The paper makes reference to the regulatory control of financial products lacking substance when compared to that applicable to “tangible” products. The factual basis for such an assertion is questionable, at best.

Empirical evidence

Empirical evidence suggests that product in the Australian financial landscape is more strictly and efficiently regulated than anywhere else in the world.

The inherent danger in focussing on products as the cause of the problems is that it moves the focus away from where it rightly belongs – the quality and appropriateness of the advice being provided.

Highly-geared, illiquid and volatile investments have their place on the financial landscape, just as do term deposits. All financial products, while they may represent the perfect solution for some clients in some circumstances, may be totally inappropriate in others.

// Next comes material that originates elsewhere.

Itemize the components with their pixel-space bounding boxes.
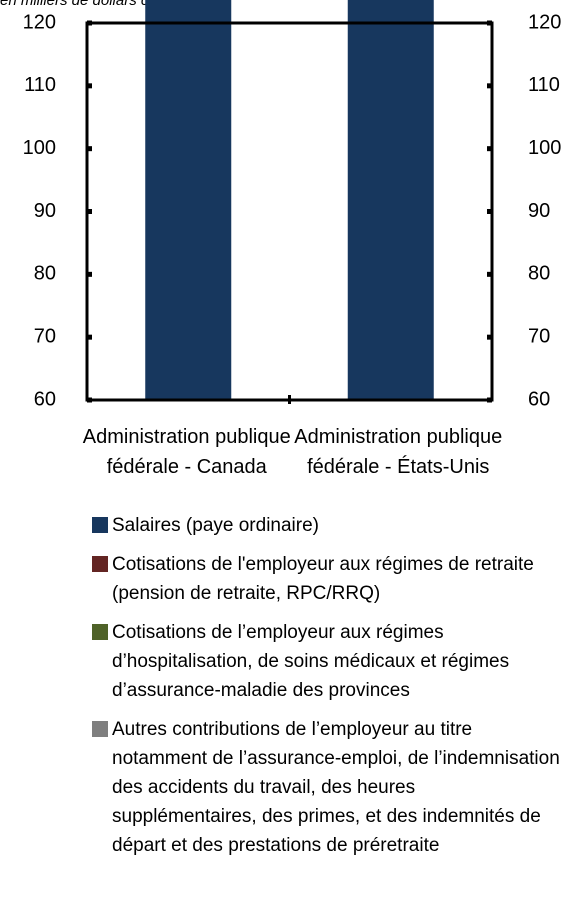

In the example of the collapsed business outlined earlier, the decision to invest in that business may or may not have been appropriate for the investor at the time the decision was made.

What needs to be said, though, is that the subsequent demise of the business, while both undesired and unfortunate for all concerned, does not mean that any advice to invest in that business was either poor advice or a “bad” investment decision.

Another assertion often proffered is that the adviser remuneration component of a financial product automatically consigns that business to the “dodgy” category.

Consigned to history

While such practices have now, albeit very recently, been consigned to history, it was not the presence of high commissions, in isolation, that caused the failure of these businesses, but a number of factors, of which these commissions may or may not have been a component. There are a number of successful businesses today that previously operated under similar terms.

As with other aspects of life, investment decisions involve risk. The factors that amount to risk have to be weighed against the circumstances of the person making the decision to determine whether or not that risk is appropriate. Of the many factors in determining whether the investment itself, or the advice to direct funds to it, was “dodgy”, wisdom after the event is not one of them.

Yes, we need a rigorous regime to regulate the creation and dispensation of both financial advice AND product. But, in the administration of that regime, we cannot use client outcomes alone as a means of determining the suitability of a product or the recommendation to use it.

After all, none of us possesses a crystal ball!